What’s the real problem with cholesterol?

Current specifications for method performance are inadequate! A laboratory method should have a CV of 2.0% or better if bias is near zero; an even smaller CV is needed when bias is not zero. Compare these specifications to the NCEP maximum allowable CV of 3.0% and maximum allowable bias of 3.0%. There must be a significant difference in process capability based on these specifications.

The inadequacy of the NCEP performance specifications can be understood by calculating the actual sigma-metric from the NCEP tolerance limits (interpretative guidelines and the resulting clinical decision interval). As we've discussed earlier in other Six Sigma lessons, the critical systematic error that is calculated from the tolerance limits and performance specifications can be converted to a sigma-metric by adding the z-value that was used in the calculation of that error. In this case, the critical SE is 1.73, as shown in the top graph on the opposite page. The process sigma is 1.73 plus the z-value of 1.65, or 3.38-sigma, which is near the minimum that is acceptable for routine operation of any production process. The European biologic goals of 2.7% maximum CV and 4.1% maximum bias provide a very similar process metric of 3.24-sigma (1.59 + 1.65).
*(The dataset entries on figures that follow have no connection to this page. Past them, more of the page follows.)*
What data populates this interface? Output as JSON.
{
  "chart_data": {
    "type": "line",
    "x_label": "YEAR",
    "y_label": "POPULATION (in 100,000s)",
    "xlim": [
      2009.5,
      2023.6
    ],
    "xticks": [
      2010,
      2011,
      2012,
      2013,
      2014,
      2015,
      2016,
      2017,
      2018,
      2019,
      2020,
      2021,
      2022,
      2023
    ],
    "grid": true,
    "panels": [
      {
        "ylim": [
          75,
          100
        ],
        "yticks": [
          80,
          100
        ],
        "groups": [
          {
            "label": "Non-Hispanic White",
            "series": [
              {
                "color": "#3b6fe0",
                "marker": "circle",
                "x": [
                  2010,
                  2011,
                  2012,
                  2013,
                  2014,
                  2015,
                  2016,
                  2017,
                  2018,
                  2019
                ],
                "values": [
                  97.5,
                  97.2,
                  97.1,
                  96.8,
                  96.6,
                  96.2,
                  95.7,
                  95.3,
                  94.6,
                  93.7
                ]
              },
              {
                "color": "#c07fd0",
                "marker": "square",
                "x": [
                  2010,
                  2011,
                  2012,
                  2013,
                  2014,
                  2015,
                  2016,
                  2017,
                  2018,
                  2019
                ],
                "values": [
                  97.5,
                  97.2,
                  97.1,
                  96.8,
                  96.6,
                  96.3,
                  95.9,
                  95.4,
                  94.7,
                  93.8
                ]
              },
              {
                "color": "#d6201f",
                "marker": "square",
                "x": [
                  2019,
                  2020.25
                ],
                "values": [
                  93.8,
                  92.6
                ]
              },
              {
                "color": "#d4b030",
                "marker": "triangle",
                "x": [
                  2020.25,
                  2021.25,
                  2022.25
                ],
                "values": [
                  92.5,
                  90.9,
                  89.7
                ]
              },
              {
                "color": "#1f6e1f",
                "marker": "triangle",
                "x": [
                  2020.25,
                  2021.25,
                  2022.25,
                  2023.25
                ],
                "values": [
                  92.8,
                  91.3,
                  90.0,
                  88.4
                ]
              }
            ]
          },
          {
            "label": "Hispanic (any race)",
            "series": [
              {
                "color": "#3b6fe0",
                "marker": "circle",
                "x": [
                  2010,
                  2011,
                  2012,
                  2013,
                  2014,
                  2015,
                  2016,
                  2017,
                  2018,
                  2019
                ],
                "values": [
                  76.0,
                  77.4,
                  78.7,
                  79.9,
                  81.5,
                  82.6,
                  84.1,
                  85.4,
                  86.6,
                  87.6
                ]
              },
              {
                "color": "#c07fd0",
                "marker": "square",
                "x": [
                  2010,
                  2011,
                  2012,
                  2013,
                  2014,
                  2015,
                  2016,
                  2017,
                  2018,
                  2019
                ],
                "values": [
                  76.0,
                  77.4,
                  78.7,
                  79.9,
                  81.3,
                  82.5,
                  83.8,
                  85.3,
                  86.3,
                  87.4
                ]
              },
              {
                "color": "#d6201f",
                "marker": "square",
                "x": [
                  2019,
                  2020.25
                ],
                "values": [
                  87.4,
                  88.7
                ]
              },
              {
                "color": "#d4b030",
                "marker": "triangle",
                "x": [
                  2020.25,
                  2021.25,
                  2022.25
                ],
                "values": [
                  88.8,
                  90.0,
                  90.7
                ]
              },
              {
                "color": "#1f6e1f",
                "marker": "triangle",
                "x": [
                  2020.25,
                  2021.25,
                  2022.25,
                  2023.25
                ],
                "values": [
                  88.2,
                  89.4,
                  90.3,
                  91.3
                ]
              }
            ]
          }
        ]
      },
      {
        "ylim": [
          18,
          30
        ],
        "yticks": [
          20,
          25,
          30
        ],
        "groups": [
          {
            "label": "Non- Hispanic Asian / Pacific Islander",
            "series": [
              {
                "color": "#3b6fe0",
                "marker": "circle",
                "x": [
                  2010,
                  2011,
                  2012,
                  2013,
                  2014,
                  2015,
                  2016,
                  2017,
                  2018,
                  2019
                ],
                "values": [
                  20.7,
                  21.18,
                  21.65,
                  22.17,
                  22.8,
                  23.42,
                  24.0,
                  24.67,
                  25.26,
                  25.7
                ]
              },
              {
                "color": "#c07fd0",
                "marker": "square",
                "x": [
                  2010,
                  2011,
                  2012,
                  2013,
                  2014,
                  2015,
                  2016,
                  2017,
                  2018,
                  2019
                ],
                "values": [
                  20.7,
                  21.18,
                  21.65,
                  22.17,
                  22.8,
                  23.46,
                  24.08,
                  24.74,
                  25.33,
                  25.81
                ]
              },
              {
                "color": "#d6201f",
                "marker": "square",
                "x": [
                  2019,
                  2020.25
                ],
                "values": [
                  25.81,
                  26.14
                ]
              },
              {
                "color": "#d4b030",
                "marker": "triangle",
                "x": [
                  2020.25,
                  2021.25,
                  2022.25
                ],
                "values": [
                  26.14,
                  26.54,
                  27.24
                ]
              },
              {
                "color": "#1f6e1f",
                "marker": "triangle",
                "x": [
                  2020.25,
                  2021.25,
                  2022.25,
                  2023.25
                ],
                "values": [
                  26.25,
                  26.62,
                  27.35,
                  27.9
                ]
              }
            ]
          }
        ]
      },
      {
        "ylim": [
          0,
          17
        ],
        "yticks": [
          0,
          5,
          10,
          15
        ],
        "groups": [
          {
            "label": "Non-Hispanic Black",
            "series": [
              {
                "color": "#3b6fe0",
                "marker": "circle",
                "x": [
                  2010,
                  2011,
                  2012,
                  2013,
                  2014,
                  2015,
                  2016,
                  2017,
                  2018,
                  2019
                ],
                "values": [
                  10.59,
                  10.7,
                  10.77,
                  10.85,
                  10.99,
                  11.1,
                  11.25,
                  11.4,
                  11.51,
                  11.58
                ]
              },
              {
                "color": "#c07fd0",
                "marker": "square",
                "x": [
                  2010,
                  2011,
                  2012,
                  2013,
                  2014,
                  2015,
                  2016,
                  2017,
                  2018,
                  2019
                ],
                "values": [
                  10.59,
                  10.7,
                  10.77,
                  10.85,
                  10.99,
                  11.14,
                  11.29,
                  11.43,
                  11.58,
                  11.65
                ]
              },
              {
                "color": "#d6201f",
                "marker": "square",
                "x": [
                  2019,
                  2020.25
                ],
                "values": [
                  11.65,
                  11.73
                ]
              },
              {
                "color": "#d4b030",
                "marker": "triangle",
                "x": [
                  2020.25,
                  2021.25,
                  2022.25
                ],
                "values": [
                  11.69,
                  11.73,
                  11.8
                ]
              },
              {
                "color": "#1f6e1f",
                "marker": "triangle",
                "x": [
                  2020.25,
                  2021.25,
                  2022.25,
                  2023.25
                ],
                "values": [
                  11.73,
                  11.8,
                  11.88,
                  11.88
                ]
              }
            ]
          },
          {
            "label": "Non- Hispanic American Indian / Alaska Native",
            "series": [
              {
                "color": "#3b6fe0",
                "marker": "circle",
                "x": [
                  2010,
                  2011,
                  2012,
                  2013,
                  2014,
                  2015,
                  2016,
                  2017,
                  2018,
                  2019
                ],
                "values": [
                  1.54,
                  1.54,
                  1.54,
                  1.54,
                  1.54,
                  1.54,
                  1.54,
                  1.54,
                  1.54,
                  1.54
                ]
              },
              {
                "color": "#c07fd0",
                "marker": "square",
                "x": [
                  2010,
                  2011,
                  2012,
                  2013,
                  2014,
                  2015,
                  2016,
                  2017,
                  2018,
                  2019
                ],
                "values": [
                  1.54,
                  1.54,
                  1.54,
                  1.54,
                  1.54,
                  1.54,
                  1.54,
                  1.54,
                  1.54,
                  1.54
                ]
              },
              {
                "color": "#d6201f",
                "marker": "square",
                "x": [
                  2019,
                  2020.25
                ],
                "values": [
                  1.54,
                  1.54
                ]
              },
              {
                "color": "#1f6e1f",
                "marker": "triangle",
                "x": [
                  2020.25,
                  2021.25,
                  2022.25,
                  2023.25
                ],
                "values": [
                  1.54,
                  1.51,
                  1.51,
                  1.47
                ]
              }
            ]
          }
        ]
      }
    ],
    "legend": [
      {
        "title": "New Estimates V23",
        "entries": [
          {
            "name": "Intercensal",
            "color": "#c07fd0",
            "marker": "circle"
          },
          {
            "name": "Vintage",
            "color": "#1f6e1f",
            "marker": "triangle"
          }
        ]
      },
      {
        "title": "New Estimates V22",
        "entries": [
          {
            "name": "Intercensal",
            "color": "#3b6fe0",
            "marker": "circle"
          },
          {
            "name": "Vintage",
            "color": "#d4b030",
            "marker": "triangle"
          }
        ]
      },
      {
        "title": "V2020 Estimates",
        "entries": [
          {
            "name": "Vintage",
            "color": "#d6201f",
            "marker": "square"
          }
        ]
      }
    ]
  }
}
The difficulty of controlling a process with 3-sigma capability can be seen from the critical-error graph. The intersection of the critical-error line (the vertical line) with the power curves for commonly used QC procedures occurs on the rising portion of the power curves, resulting in probabilities of error detection from 0.20 to 0.60, or 20% to 60%, for Ns up to 4. It takes a multirule procedure with N=6 to provide 90% detection of the critical SE.

The process capability for the CLIA tolerance limits is even more dismal, as shown by the figure at the bottom of the page. The critical SE is only 0.68, which corresponds to a process capability of only 2.33-sigma (0.68 + 1.65). Such a process is inadequate for a routine service operation.

On the other hand, a method whose CV is 2.0% and bias is 0.0% provides 6.04-sigma performance for the NCEP clinical tolerance limits and 5.00-sigma performance for the CLIA analytical tolerance limits. Those specifications are consistent with the performance goals in Six Sigma Quality Management.

References

1. U.S. Department of Health and Human Services. Medicare, Medicaid and CLIA Programs; Regulations implementing the Clinical Laboratory Improvemenet Amendments of 1988 (CLIA). Final rule. Fed Regist 1992;57:7002-186.
2. National Cholesterol Education Program Laboratory Standardization Panel. Current status of blood cholesterol measurements in clinical laboratories in the United States. Clin Chem 1988;34:193-201.
3. Fraser CG, Hyltoft Petersen P, Ricos C, Haekel R. Proposed quality specifications for the imprecision and inaccuracy of analytical systems for clinical chemistry. Eur J Clin Chem Clin Biochem 1992;30:311-317.
4. Costongs GMPJ, Janson PCW, Bas BM, et al. Short-term and long-term intra-individual variations and critical differences of clinical chemical laboratory parameters. J Clin Chem Clin Biochem 1985;23:7-16.